Stand: 07/2026 · Quelle: EUR-Lex: RL (EU) 2022/2555 · → Ausführlich
NIS2UmsuCG
Das NIS2-Umsetzungsgesetz (BGBl. 2025 I Nr. 301) ist das deutsche Gesetz zur Umsetzung der NIS2-Richtlinie, in Kraft seit 6. Dezember 2025. Kernstück ist das neu gefasste BSI-Gesetz mit Registrierungs-, Risikomanagement-, Melde- und Geschäftsleitungspflichten.
Auch: NIS2-Umsetzungsgesetz. Stand: 07/2026 · Quelle: BGBl. 2025 I Nr. 301
NISG 2026
Das NISG 2026 (BGBl. I Nr. 94/2025) setzt die NIS2-Richtlinie in Österreich um und tritt am 1. Oktober 2026 in Kraft.
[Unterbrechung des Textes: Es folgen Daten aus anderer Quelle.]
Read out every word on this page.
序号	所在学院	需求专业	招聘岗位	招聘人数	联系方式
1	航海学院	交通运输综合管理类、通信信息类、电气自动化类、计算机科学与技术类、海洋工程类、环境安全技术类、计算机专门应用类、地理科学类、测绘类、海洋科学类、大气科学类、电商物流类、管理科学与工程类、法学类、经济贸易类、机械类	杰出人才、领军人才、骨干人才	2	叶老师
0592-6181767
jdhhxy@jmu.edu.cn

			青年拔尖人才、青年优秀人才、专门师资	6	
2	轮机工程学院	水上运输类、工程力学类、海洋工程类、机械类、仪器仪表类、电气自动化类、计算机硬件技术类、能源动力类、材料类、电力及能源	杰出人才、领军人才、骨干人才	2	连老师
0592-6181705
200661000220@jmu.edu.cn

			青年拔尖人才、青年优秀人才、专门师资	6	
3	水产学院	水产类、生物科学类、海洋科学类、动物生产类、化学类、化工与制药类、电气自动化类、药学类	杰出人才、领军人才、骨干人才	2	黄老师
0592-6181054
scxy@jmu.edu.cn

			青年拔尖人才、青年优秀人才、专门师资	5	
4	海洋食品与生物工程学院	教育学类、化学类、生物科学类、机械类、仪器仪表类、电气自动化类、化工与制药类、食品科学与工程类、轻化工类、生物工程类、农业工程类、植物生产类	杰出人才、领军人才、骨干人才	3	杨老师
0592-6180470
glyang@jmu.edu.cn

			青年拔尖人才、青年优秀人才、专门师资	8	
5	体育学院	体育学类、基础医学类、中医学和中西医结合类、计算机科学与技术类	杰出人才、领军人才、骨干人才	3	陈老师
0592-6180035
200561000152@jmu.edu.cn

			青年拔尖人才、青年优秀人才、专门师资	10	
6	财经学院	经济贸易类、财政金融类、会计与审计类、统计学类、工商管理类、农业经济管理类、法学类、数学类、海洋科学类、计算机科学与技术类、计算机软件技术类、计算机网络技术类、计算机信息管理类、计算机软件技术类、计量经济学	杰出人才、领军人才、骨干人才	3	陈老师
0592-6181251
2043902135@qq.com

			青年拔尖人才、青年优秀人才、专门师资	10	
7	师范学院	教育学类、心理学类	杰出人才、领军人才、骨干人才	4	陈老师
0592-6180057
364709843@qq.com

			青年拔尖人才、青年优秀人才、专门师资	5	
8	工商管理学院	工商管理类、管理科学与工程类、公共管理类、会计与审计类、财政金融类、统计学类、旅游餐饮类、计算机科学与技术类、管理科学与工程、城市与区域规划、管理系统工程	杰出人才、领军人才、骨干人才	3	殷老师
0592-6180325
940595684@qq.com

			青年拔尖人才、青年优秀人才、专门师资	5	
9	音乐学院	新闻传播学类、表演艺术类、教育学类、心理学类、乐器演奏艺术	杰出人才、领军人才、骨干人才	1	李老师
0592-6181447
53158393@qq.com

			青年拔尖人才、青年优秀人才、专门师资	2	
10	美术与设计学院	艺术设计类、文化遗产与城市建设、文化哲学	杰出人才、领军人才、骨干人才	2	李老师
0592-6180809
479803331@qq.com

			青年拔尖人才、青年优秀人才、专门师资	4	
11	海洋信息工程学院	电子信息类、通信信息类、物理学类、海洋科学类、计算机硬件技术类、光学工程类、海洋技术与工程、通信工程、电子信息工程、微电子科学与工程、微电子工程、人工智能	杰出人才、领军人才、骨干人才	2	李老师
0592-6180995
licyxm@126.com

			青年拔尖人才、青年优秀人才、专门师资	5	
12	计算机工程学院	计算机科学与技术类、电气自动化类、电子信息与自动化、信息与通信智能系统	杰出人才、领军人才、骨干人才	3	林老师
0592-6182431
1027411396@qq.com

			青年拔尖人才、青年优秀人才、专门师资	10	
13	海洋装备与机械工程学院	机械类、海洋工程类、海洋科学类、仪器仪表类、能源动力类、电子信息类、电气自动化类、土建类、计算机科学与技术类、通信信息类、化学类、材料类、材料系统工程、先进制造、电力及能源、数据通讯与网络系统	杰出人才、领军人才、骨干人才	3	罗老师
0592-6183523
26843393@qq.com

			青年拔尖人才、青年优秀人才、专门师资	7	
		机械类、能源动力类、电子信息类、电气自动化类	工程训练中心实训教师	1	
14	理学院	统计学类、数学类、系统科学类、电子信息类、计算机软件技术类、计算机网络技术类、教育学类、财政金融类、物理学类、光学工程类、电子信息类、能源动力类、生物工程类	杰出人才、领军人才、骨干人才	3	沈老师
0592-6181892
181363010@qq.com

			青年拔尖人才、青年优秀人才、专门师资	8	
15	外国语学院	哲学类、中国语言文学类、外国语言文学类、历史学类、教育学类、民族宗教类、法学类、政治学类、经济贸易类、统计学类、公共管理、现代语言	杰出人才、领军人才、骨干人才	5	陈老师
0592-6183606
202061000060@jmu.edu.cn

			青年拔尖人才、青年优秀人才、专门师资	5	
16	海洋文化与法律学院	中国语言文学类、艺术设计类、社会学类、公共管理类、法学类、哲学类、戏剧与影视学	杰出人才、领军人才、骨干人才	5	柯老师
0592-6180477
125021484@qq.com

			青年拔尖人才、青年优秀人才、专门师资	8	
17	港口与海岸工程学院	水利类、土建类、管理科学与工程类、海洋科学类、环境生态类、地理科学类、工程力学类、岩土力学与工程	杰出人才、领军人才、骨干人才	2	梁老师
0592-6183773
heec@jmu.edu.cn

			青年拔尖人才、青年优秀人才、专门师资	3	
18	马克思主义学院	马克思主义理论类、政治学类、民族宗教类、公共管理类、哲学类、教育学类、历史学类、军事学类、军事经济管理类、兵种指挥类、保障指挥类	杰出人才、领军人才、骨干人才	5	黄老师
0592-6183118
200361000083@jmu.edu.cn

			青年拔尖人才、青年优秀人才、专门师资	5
Es regelt Registrierung, Risikomanagement, Selbstdeklaration, Meldepflichten und Strafen für wesentliche und wichtige Einrichtungen.
Auch: Netz- und Informationssystemsicherheitsgesetz 2026. Stand: 07/2026 · Quelle: RIS: BGBl. I Nr. 94/2025 · → Ausführlich
Besonders wichtige Einrichtung
Eine besonders wichtige Einrichtung ist die höchste NIS2-Kategorie – große Unternehmen in hochkritischen Sektoren. Sie unterliegt proaktiver Aufsicht und dem höchsten Bußgeldrahmen.
Auch: wesentliche Einrichtung. Stand: 07/2026 · Quelle: EUR-Lex: RL (EU) 2022/2555
Wichtige Einrichtung
Eine wichtige Einrichtung ist die zweite NIS2-Kategorie, meist mittelgroße Unternehmen oder Einrichtungen in sonstigen kritischen Sektoren. Sie unterliegt reaktiver Aufsicht und einem niedrigeren Bußgeldrahmen.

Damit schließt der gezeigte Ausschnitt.